Monday 20 January 2014

Review: Antichamber



A game that is surely likely to mess up with your mind. Antichamber can easily boast with its unique art style and rather mind-bending environments. It presents itself as one enormous labyrinth full of various puzzles. However, the puzzles often require you to think outside the box and a lot of the time do not follow standard rules of physics. You could end up in a never-ending corridor, or you could turn around and realise a completely different way has opened up than the one you came from. Sometimes you’d end up walking in circles, other times confronted with branching paths.

The style of presentation in Antichamber is definitely commendable, but is it really fun? The mind-bending environments are interesting at first, but the novelty wears off very quickly and instead you start wishing that the game would just stop misleading you all the time. The game has a very non-linear approach to it. A lot of the time if you’re stuck, you can simply return back to the ‘lobby’ area and pick a different path and solve the puzzles along that route. Eventually all routes are meant to be important, or at least that’s what I’ve gathered anyway.



One of the problems about this approach is that as you go on through the labyrinth, you will acquire certain devices that will allow you to pick up and place cubes of different colours in your environment and are meant to be used to solve some of the game’s puzzles. This means that at times you’ll be coming across puzzles that you can’t yet solve until you’ve gotten the right device, which can at times be annoying because there’s no way to tell whether a puzzle in front of you can or cannot be solved at the time. A lot of the game’s ‘rules’ don’t seem to make much logical sense and require a lot of random experimentation. For example, walking over some of the drops will create a path in front of you, or trying to pick up green cubes from the middle of the structure they’re in will cause its ends to disintegrate, leaving you with less cubes to work with.

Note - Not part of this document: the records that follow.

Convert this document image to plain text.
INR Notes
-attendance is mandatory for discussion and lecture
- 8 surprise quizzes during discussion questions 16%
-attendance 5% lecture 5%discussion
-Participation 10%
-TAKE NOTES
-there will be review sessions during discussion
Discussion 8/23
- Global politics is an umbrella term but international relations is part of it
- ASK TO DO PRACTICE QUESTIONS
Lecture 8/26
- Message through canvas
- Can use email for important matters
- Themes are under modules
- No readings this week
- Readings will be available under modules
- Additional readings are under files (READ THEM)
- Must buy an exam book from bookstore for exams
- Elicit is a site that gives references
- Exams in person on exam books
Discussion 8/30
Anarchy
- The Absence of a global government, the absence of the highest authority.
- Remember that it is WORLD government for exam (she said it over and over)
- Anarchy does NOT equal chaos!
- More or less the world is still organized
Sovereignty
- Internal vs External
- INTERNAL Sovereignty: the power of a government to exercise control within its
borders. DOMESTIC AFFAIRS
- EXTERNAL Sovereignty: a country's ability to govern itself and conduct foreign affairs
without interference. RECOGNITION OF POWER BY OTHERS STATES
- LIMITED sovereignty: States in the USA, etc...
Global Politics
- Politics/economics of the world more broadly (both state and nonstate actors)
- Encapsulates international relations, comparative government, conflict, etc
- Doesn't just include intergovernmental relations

Throughout the game there is also a number of philosophical quotes scattered about. However, most of those quotes don’t inspire much thought and instead are a collection of common sense mantras that you’re more likely to teach your kids. It’s stuff like ‘sometimes you’ve got to go backwards before you can go forwards’. As you go collecting each quote, they all compile on a huge screen in the lobby area. To what end I am not sure, because I didn’t collect them all, but it seems as though it tries to draw a diagram of a person’s life and some of the time they seem relevant to the puzzle in a nearby room.

Overall the game’s setting is way too abstract for my liking. I couldn’t get much satisfaction from solving the game’s puzzles, because every time I solved a tricky puzzle, the game would either take me back to where I’ve been already, or bring me to one of the puzzles that I cannot yet solve. The sense of progression is not felt and there is little to no incentive to keep going through the remainder of the labyrinth. After several hours in I got tired of coming back to the same puzzles over and over again, so I ended up giving up on the game. I think Antichamber is the kind of game that you either get it or you don’t. It stands out with its unique art style and unorthodox way of puzzle solving, but it’s hardly rewarding for the player and I couldn’t get much fun out of it.